On Wed, 24 May 2017, Nikolay Nikolov wrote:

> Yes, this is one of the horrible things I have beef with. I have several.
> (....)
> 2) the fact that the array size is not exactly part of the type. In case
> you're wondering what this means, if you declare:
>
> int a[5];
>
> sizeof(a) gives you the correct size of the array. However, if you pass
> this array as a parameter to a function:
>
> void func(int array_param[5])
> {
>          // inside the function, sizeof(array_param) gives you the size
> of a pointer, and not the array size
> }
>
> That's one of the reasons you can't add range checking to C compilers.
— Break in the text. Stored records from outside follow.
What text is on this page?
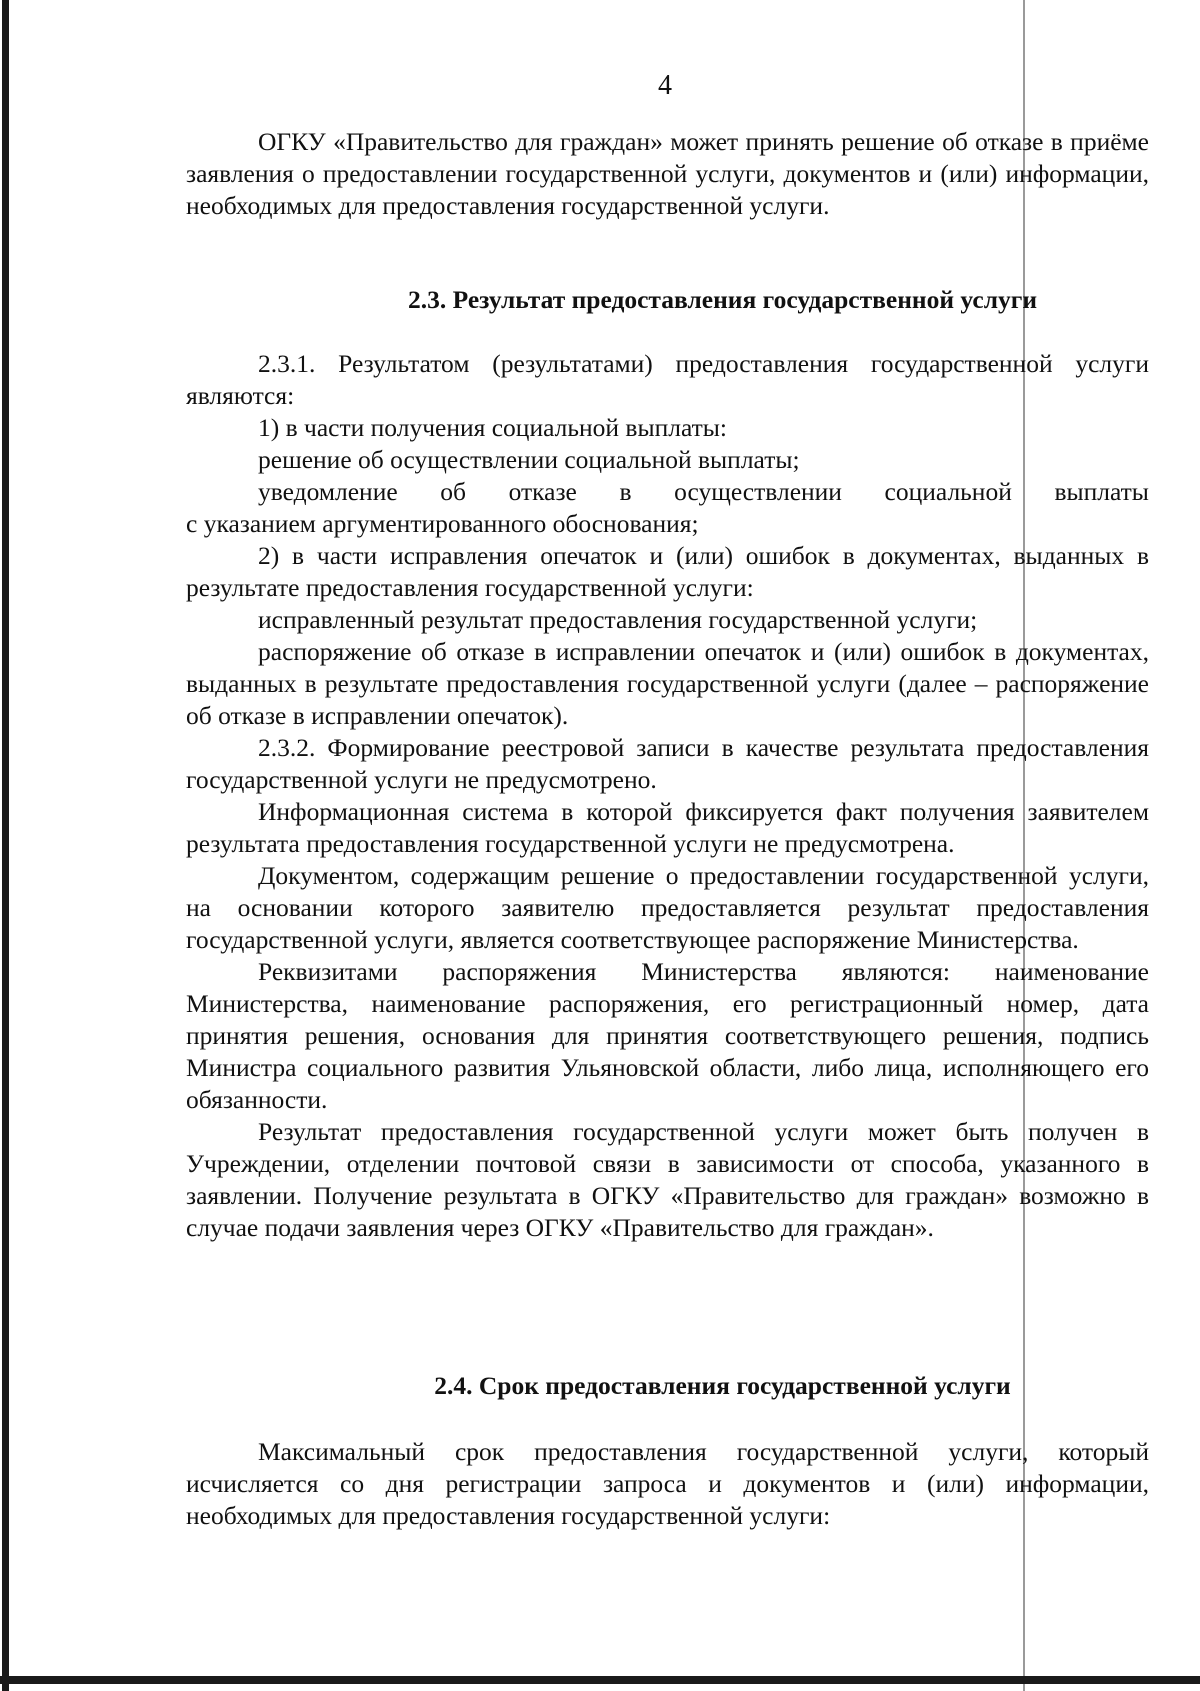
4

ОГКУ «Правительство для граждан» может принять решение об отказе в приёме заявления о предоставлении государственной услуги, документов и (или) информации, необходимых для предоставления государственной услуги.

2.3. Результат предоставления государственной услуги

2.3.1. Результатом (результатами) предоставления государственной услуги являются:

1) в части получения социальной выплаты:

решение об осуществлении социальной выплаты;

уведомление об отказе в осуществлении социальной выплаты

с указанием аргументированного обоснования;

2) в части исправления опечаток и (или) ошибок в документах, выданных в результате предоставления государственной услуги:

исправленный результат предоставления государственной услуги;

распоряжение об отказе в исправлении опечаток и (или) ошибок в документах, выданных в результате предоставления государственной услуги (далее – распоряжение об отказе в исправлении опечаток).

2.3.2. Формирование реестровой записи в качестве результата предоставления государственной услуги не предусмотрено.

Информационная система в которой фиксируется факт получения заявителем результата предоставления государственной услуги не предусмотрена.

Документом, содержащим решение о предоставлении государственной услуги, на основании которого заявителю предоставляется результат предоставления государственной услуги, является соответствующее распоряжение Министерства.

Реквизитами распоряжения Министерства являются: наименование Министерства, наименование распоряжения, его регистрационный номер, дата принятия решения, основания для принятия соответствующего решения, подпись Министра социального развития Ульяновской области, либо лица, исполняющего его обязанности.

Результат предоставления государственной услуги может быть получен в Учреждении, отделении почтовой связи в зависимости от способа, указанного в заявлении. Получение результата в ОГКУ «Правительство для граждан» возможно в случае подачи заявления через ОГКУ «Правительство для граждан».

2.4. Срок предоставления государственной услуги

Максимальный срок предоставления государственной услуги, который исчисляется со дня регистрации запроса и документов и (или) информации, необходимых для предоставления государственной услуги:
Ah, I love this. :) Thanks for this, I didn't know. Will put it on my
list. :)

> this is bad language design. Bonus points for the fact that writing this
> ugliness:
>
>    if (5 == i)
>      do_something();
>
> is considered a very good practice by some people, just because it
> prevents you from being burned if you write if (5 = i) instead :)
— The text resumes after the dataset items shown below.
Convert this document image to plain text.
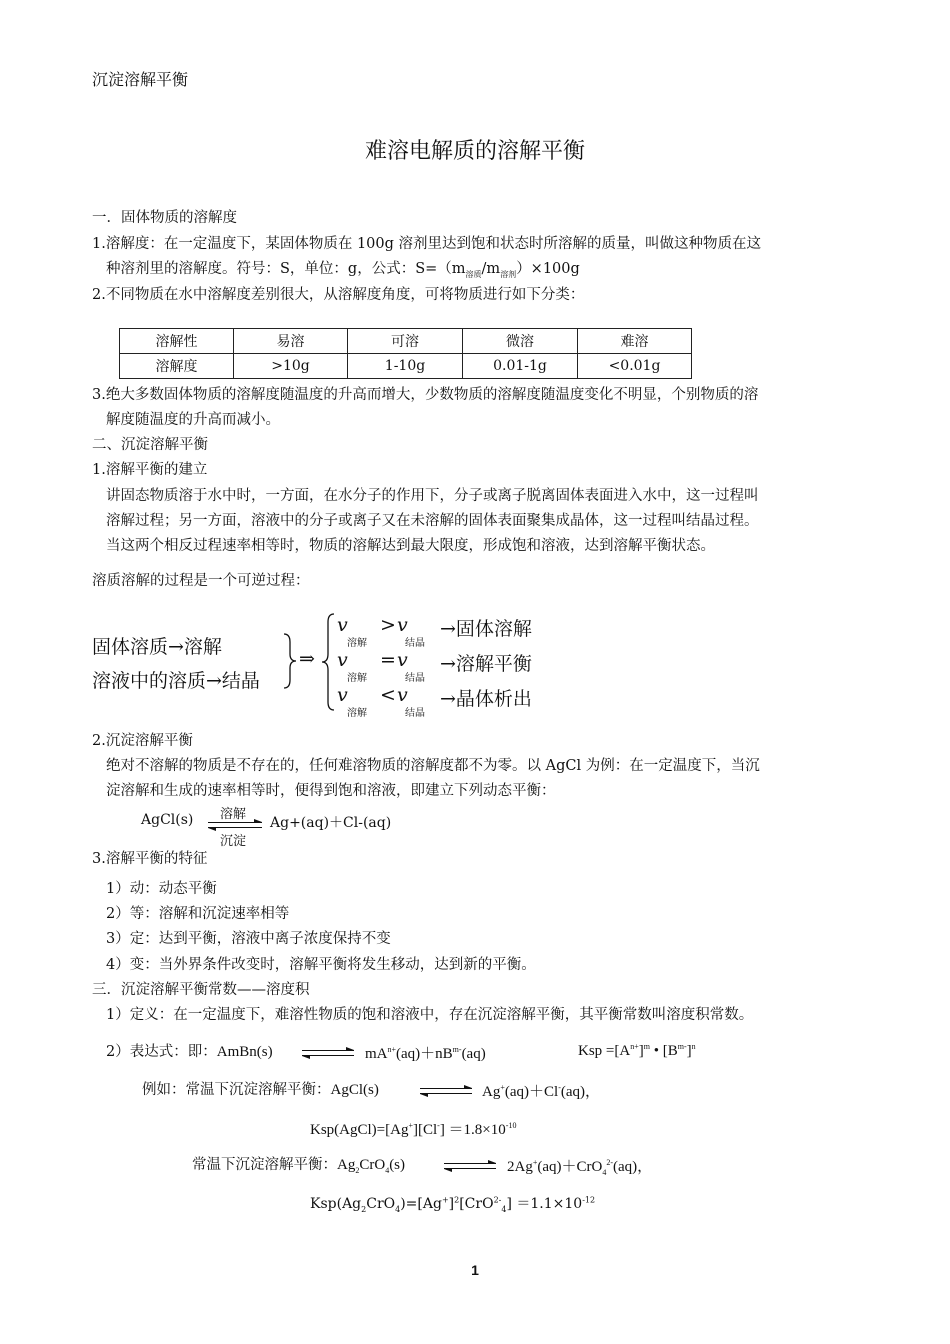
沉淀溶解平衡
难溶电解质的溶解平衡
一．固体物质的溶解度
1.溶解度：在一定温度下，某固体物质在 100g 溶剂里达到饱和状态时所溶解的质量，叫做这种物质在这
种溶剂里的溶解度。符号：S，单位：g，公式：$S=(m_{溶质}/m_{溶剂})\times 100g$
2.不同物质在水中溶解度差别很大，从溶解度角度，可将物质进行如下分类：
溶解性	易溶	可溶	微溶	难溶
溶解度	>10g	1-10g	0.01-1g	<0.01g
3.绝大多数固体物质的溶解度随温度的升高而增大，少数物质的溶解度随温度变化不明显，个别物质的溶
解度随温度的升高而减小。
二、沉淀溶解平衡
1.溶解平衡的建立
讲固态物质溶于水中时，一方面，在水分子的作用下，分子或离子脱离固体表面进入水中，这一过程叫
溶解过程；另一方面，溶液中的分子或离子又在未溶解的固体表面聚集成晶体，这一过程叫结晶过程。
当这两个相反过程速率相等时，物质的溶解达到最大限度，形成饱和溶液，达到溶解平衡状态。
溶质溶解的过程是一个可逆过程：
固体溶质→溶解
溶液中的溶质→结晶
⇒
v
溶解
> v
结晶
→固体溶解
v
溶解
= v
结晶
→溶解平衡
v
溶解
< v
结晶
→晶体析出
2.沉淀溶解平衡
绝对不溶解的物质是不存在的，任何难溶物质的溶解度都不为零。以 AgCl 为例：在一定温度下，当沉
淀溶解和生成的速率相等时，便得到饱和溶液，即建立下列动态平衡：
AgCl(s) 溶解
沉淀
Ag+(aq)＋Cl-(aq)
3.溶解平衡的特征
1）动：动态平衡
2）等：溶解和沉淀速率相等
3）定：达到平衡，溶液中离子浓度保持不变
4）变：当外界条件改变时，溶解平衡将发生移动，达到新的平衡。
三．沉淀溶解平衡常数——溶度积
1）定义：在一定温度下，难溶性物质的饱和溶液中，存在沉淀溶解平衡，其平衡常数叫溶度积常数。
2）表达式：即：AmBn(s) ⇌ $mA^{n+}(aq)+nB^{m-}(aq)$	Ksp $=[A^{n+}]^m$ • $[B^{m-}]^n$
例如：常温下沉淀溶解平衡：AgCl(s)	⇌ Ag+(aq)＋Cl-(aq)，
Ksp(AgCl)=[Ag+][Cl-] $=1.8\times 10^{-10}$
常温下沉淀溶解平衡：$Ag_2CrO_4(s)$	⇌ 2Ag+(aq)＋CrO$_4^{2-}$(aq)，
$Ksp(Ag_2CrO_4)=[Ag^+]^2[CrO^{2-}_4] =1.1\times 10^{-12}$
1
These are nicknamed Yoda conditions. :)

> 4) the badly designed standard library. Even though C "strings" suck by
> design, the library functions, that operate on them have extra hidden
> traps. For example, using strcpy is unsafe, because it doesn't check the
> size of the destination buffer, that's why you must use strncpy.
> However, this code:
>
> char dest[1000];
> strncpy(dest, src, sizeof(dest));
>
> is still unsafe. Why? Because if src is 1000 characters or larger, even
> though strncpy will not overwrite past the end of the dest array, it
> will _not_ put a null terminator in the dest array. On top of that, it
> is also suboptimal - if src is shorter, strncpy will fill the entire
> array past the end of the string with null characters. So, if src is a
> 10 character string, strncpy will write 990 null characters, filling the
> area between dest[10] and dest[999], wasting CPU cycles on that.

OK, this is also beautiful, thanks again. :) BSDs seem to have strlcpy()
tho', which works around both defects mentioned here, but that's non
standard obviously, because who needs standard functions which make sense.